Recent research at the University of California, Los Angeles (UCLA) has revealed a novel, groundbreaking mode of action for LR 09 as a metabolic immune checkpoint inhibitor and supports its development for the treatment of patients experiencing relapse after allogeneic SCT. The data, published in 2022 in the Journal of Clinical Investigation, has documented the immune-activating effects of LR 09 through the elevation of intracellular guanosine, TLR7 activation, and the activation and proliferation of T cells and germinal center B cells, resulting in the initiation of graft-versus-leukemia effects (2022;


With its favorable safety profile demonstrated in earlier clinical development and its improved stability and manufacturing process versus earlier PNP inhibitors, the Orphan Drug Designation for the U.S. market now adds to the promise of LR 09 as an oral immuno-oncology agent.

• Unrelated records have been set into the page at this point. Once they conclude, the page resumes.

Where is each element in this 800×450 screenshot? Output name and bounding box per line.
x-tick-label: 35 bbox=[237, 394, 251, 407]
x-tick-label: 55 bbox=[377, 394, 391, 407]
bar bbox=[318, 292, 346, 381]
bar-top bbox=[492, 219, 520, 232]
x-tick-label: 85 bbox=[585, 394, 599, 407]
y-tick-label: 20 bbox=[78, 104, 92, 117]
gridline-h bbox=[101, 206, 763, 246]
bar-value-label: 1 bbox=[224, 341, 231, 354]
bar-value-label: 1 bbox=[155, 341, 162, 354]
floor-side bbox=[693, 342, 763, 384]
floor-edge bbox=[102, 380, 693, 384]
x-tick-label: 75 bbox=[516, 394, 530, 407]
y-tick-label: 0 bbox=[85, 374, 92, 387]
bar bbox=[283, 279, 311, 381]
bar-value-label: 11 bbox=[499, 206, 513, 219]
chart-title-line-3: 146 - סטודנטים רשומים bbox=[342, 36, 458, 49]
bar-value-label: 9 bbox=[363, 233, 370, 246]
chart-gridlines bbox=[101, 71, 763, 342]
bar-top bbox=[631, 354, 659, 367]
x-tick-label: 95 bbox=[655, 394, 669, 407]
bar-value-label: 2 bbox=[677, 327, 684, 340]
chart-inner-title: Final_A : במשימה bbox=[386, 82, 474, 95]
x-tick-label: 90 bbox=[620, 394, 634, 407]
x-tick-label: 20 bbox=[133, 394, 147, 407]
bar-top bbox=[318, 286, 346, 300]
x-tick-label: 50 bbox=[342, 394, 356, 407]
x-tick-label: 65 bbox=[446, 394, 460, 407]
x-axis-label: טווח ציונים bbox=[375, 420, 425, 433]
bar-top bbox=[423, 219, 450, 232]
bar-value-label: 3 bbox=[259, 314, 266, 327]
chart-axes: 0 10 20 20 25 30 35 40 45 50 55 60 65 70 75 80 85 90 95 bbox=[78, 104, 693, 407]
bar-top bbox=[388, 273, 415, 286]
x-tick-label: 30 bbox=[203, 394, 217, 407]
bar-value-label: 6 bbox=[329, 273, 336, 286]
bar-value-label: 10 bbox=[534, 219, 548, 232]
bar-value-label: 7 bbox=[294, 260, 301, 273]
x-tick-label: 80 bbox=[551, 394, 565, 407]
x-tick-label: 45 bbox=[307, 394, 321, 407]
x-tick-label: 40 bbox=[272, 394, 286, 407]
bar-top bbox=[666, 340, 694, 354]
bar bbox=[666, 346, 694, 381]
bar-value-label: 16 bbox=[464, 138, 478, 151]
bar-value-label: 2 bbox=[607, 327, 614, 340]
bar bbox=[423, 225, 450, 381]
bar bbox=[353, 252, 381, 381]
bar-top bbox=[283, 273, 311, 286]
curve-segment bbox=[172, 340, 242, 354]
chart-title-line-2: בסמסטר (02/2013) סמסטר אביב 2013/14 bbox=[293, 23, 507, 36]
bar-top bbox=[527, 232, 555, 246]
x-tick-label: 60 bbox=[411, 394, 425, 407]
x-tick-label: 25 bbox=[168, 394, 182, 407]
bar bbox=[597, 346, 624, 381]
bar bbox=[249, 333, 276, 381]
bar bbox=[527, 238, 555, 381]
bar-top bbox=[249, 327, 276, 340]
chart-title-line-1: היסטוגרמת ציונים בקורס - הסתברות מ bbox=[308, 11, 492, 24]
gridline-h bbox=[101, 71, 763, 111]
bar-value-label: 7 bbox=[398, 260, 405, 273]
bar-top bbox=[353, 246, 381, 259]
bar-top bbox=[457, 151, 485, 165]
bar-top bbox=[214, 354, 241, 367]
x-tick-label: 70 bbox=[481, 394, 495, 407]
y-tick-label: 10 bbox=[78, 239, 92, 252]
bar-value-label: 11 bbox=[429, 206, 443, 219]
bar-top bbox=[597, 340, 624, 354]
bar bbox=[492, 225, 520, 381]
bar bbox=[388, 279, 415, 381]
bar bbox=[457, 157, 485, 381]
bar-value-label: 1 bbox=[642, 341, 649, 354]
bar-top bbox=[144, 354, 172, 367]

Rare Pediatric Disease Designation to FLAG-003 for Diffuse Intrinsic Pontine Glioma

FLAG-003, an investigational small molecule therapy for the treatment of diffuse intrinsic pontine glioma (DIPG), a rare, highly aggressive, and difficult-to-treat brain tumor found in children, has been granted Rare Pediatric Disease (RPD) designation from FDA. FLAG-003, a program for the treatment of all gliomas, is engineered to cross the blood-brain barrier and specifically target and kill cancer cells by simultaneously blocking the formation of a tumor vascular system and disrupting cancer cell replication by inhibiting tubulin. The FDA grants RPD designation to drugs intended for the prevention or treatment of rare pediatric diseases.


FLAG-003 is a novel, multi-specific, small molecule therapeutic designed to target, bind, and kill cancer cells through two well-established mechanisms of action (MoA): anti-angiogenesis and tubulin inhibition. By simultaneously constricting the tumor vascular system and inhibiting tubulin formation needed for cellular division, FLAG-003 holds the potential to kill cancer cells while leaving normal healthy cells unharmed.


Importantly, due to its remarkably low molecular weight, preclinical data have demonstrated the ability of FLAG-003 to cross the blood-brain barrier. as well as evade detection by the Pgp-efflux pump, two characteristics that make it a promising investigational product candidate for the treatment of gliomas, including glioblastoma multiforme and diffuse intrinsic pontine glioma.